Notice that $\{v_i,\ i\in I\}$ is a linear independent set. Let $R$ be the span of $\{v_i,\ i\in I\}$.

Consider $\phi:R\rightarrow\phi(V)$. It is obvious that $\phi$ is surjective.

Now, suppose that $r\in R\cap\ker(\phi)$. Since $r=\sum_{k=1}^m a_kv_{i_k}$ then $0=\phi(r)=\phi(\sum_{k=1}^m a_kv_{i_k})=\sum_{k=1}^m a_kw_{i_k}$. Thus $a_{i_1}=\ldots=a_{i_m}=0$ and $r=0$. Therefore $R\cap\ker(\phi)=\{0\}$ and $\phi:R\rightarrow\phi(V)$ is injective. Thus $\phi:R\rightarrow\phi(V)$ is an isomorphism.

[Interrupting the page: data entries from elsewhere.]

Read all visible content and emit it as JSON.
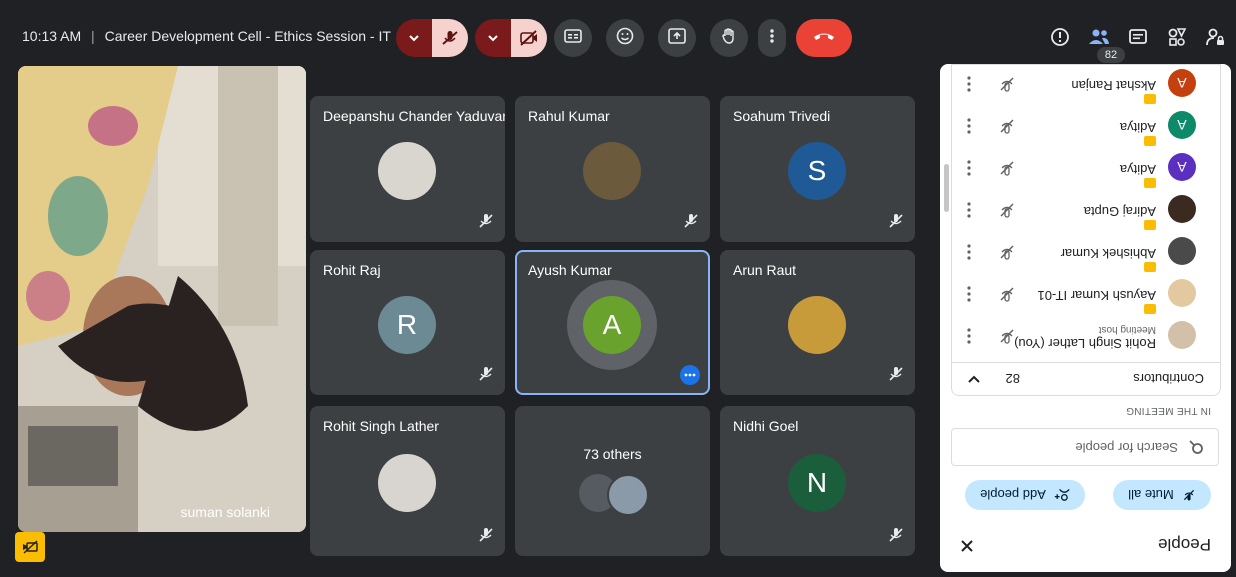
{
  "header": {
    "time": "10:13 AM",
    "separator": "|",
    "meeting_title": "Career Development Cell - Ethics Session - IT",
    "people_count": "82"
  },
  "self_view": {
    "name": "suman solanki"
  },
  "tiles": [
    {
      "name": "Nidhi Goel",
      "initial": "N",
      "color": "#1b5e3b"
    },
    {
      "name": "73 others"
    },
    {
      "name": "Rohit Singh Lather"
    },
    {
      "name": "Arun Raut"
    },
    {
      "name": "Ayush Kumar",
      "initial": "A",
      "color": "#6aa22e"
    },
    {
      "name": "Rohit Raj",
      "initial": "R",
      "color": "#6c8a94"
    },
    {
      "name": "Soahum Trivedi",
      "initial": "S",
      "color": "#1f5a96"
    },
    {
      "name": "Rahul Kumar"
    },
    {
      "name": "Deepanshu Chander Yaduvan..."
    }
  ],
  "panel": {
    "title": "People",
    "mute_all": "Mute all",
    "add_people": "Add people",
    "search_placeholder": "Search for people",
    "section_label": "IN THE MEETING",
    "contributors_label": "Contributors",
    "contributors_count": "82",
    "participants": [
      {
        "name": "Rohit Singh Lather (You)",
        "sub": "Meeting host"
      },
      {
        "name": "Aayush Kumar IT-01"
      },
      {
        "name": "Abhishek Kumar"
      },
      {
        "name": "Adiraj Gupta"
      },
      {
        "name": "Aditya",
        "initial": "A",
        "color": "#5b2fbf"
      },
      {
        "name": "Aditya",
        "initial": "A",
        "color": "#0d8a6a"
      },
      {
        "name": "Akshat Ranjan",
        "initial": "A",
        "color": "#c4410f"
      }
    ]
  },
  "colors": {
    "background": "#202124",
    "tile": "#3c4043",
    "end_call": "#ea4335",
    "accent": "#1a73e8"
  }
}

Now, let $v\in V$. Let $\phi(v)=\sum_{s=1}^n b_sw_{i_s}$. Consider $v-\sum_{s=1}^n b_sv_{i_s}$. Notice that $\phi(v-\sum_{s=1}^n b_sv_{i_s})=0$. Notice that $\sum_{s=1}^n b_sv_{i_s}\in R$. So every $v\in V$ is a sum of a vector in $R$ and a vector in $\ker(\phi)$.

Solution 3:

Another way of asking this more generally: When, for any $A,B$, do there exist no nontrivial extensions $0\to A\to E\to B\to 0$?

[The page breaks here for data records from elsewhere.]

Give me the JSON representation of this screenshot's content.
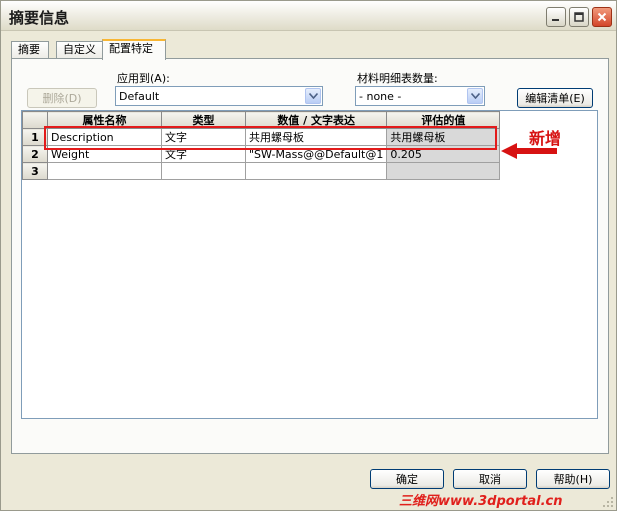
{
  "window": {
    "title": "摘要信息"
  },
  "tabs": [
    {
      "label": "摘要",
      "active": false
    },
    {
      "label": "自定义",
      "active": false
    },
    {
      "label": "配置特定",
      "active": true
    }
  ],
  "toolbar": {
    "delete_label": "删除(D)",
    "apply_to_label": "应用到(A):",
    "apply_to_value": "Default",
    "bom_qty_label": "材料明细表数量:",
    "bom_qty_value": "- none -",
    "edit_list_label": "编辑清单(E)"
  },
  "table": {
    "columns": [
      "属性名称",
      "类型",
      "数值 / 文字表达",
      "评估的值"
    ],
    "rows": [
      {
        "num": "1",
        "name": "Description",
        "type": "文字",
        "value": "共用螺母板",
        "evaluated": "共用螺母板"
      },
      {
        "num": "2",
        "name": "Weight",
        "type": "文字",
        "value": "\"SW-Mass@@Default@1",
        "evaluated": "0.205"
      },
      {
        "num": "3",
        "name": "",
        "type": "",
        "value": "",
        "evaluated": ""
      }
    ]
  },
  "annotation": {
    "label": "新增",
    "color": "#d71212"
  },
  "footer": {
    "ok_label": "确定",
    "cancel_label": "取消",
    "help_label": "帮助(H)"
  },
  "watermark": {
    "text": "三维网www.3dportal.cn"
  },
  "icons": {
    "minimize": "minimize-icon",
    "maximize": "maximize-icon",
    "close": "close-icon",
    "dropdown": "chevron-down-icon",
    "arrow": "red-arrow-icon"
  }
}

From homological algebra (at least in the case of an abelian category, perhaps more generally), we can say that this is true when every object in our category is projective.

The relevant fact about vector spaces (modules over a field) is that they all have a basis. So they are all free, hence projective.

The same holds if we consider the category of $R$-modules, where $R$ is a (not necessarily commutative) semisimple artinian ring.

Solution 4:

The reason the map $\log$ has a (noncanonical) splitting is the following:

An algebraic number all of whose Galois conjugates have absolute value $1$ is a root of unity.

It follows immediately from this that the kernel of $\log: R^\times \to \mathbf R^{r+s-1}$ consists precisely of $\text{Tors}(R^\times)$. Moreover, $\log$ is an isomorphism of $R^\times/\text{Tors}(R^\times)$ with a lattice of $\mathbf R^{r+s-1}$. Therefore $R^\times/\text{Tors}(R^\times)$ is finitely generated, and since $\text{Tors}(R^\times)$ is finite, so is $R^\times$; it follows from the structure theorem for finitely generated groups that $R^\times \cong \text{Tors}(R^\times) \oplus R^\times/\text{Tors}(R^\times)$ (noncanonically).